All three are set to deliver further increases in interest rates given that inflation remains at very elevated levels. These will come on top of the substantial hikes implemented in 2022, ranging in total from 250-425bps.
The central banks indicated at their meetings in December that a significant amount of additional monetary tightening will be required in the first half of 2023 to help bring inflation back down to 2%. However, with activity losing momentum and inflation now on a downward path, markets have been contemplating whether we may be near the peak in interest rates, with policy easing also seen coming onto the agenda later in the year.
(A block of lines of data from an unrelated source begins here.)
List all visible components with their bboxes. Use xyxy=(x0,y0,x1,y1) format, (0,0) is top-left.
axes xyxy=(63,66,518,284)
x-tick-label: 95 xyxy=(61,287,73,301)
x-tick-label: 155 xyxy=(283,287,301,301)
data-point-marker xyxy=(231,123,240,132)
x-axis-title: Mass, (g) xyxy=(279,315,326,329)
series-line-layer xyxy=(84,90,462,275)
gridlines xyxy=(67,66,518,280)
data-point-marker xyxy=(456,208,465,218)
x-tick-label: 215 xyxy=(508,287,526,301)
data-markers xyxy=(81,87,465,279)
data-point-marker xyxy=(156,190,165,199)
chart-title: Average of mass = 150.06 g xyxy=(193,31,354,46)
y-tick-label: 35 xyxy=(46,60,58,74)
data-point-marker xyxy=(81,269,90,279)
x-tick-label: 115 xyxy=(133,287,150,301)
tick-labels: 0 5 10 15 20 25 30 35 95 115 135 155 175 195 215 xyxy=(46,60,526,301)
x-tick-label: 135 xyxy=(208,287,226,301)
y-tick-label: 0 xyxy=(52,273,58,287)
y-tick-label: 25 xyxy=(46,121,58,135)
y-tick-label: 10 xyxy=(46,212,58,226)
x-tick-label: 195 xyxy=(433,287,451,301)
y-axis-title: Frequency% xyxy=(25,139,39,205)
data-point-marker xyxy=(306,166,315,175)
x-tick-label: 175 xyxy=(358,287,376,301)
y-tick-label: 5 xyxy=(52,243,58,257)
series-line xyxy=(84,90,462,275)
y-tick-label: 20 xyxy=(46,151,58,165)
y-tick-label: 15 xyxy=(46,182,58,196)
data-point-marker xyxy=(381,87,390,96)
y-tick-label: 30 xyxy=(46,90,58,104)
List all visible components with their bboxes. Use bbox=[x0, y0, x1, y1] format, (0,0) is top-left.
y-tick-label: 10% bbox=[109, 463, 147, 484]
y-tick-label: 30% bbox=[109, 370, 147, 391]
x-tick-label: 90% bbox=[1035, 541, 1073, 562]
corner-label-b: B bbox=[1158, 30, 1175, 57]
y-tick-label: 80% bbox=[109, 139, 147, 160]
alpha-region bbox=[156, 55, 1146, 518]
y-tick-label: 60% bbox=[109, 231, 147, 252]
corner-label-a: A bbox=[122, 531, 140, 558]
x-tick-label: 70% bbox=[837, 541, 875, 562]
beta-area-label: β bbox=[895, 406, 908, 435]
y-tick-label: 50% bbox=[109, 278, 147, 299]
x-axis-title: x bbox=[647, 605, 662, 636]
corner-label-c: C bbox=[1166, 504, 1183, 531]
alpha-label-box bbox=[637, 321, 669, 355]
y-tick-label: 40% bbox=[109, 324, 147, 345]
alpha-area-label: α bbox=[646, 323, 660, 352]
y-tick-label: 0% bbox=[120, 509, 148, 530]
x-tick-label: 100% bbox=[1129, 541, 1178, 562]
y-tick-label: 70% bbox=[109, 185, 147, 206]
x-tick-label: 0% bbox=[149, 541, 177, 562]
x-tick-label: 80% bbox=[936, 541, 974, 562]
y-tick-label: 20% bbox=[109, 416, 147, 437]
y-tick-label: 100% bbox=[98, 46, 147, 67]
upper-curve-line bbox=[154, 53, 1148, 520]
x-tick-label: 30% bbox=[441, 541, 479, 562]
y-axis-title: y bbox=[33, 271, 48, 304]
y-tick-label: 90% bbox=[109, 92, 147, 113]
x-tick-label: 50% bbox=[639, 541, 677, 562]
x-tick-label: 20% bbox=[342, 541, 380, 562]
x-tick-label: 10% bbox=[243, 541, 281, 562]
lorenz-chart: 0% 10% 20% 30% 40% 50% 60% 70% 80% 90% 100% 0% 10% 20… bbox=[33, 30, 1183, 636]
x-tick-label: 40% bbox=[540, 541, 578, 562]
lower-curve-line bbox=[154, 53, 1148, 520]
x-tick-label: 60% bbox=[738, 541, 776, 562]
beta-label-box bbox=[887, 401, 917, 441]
Central bankers, however, have been actively dampening down such speculation in the lead-up to their policy meetings. Futures contracts are pricing in just two further 25bps Fed hikes that would see US rates peak at 4.875% at the end of this quarter. Numerous Fed speakers have been very clear, though, that rates need to rise above 5% and thus hikes will be extended into the second quarter.
Markets are also pricing in that US rates will be cut to 4.5% by the end of the year, but the Fed has been explicit in its guidance that policy easing will not be in play later this year. Senior Fed officials have emphasised recently that they will need to “stay the course” and keep rates on hold for quite a considerable time after they reach a peak to ensure they “get the job done” in terms of pushing inflation back down to 2%.
Meanwhile, ECB President Lagarde has been very direct recently in saying markets should revise their position that the ECB would soon slow down the pace of rate hikes. Numerous ECB Council members have indicated that two 50bps hikes remain on the cards at their February and March policy meetings, with Lagarde commenting “inflation, by all accounts, is still way too high”. This would take the deposit rate up to 3.0%.
The ECB could then move to 25bps hikes in the second quarter, but there seems less unanimity about additional tightening. ECB Council member Panetta warned there is too much uncertainty to “unconditionally pre-commit to a specific policy course”.
However, with the core inflation rate continuing to climb in December, the majority of ECB Council members are likely to want to remain on a tightening path in the second quarter and get the deposit rate up to around 3.5%.
In the UK, despite some very weak data recently, the BoE has not been pushing back on market expectations that rates will rise by a further 100bps to 4.5%. UK inflation remains very high at 10.5%, while wage growth is also stronger than in other major economies, running at circa 6.5%.
A 50bps hike seems on the cards at Thursday’s meeting, to be followed by at least one further 25bps increase in March. Given the bleak UK economic outlook, though, the BoE seems the most likely of the three central banks not to extend its rate hiking cycle into the second quarter.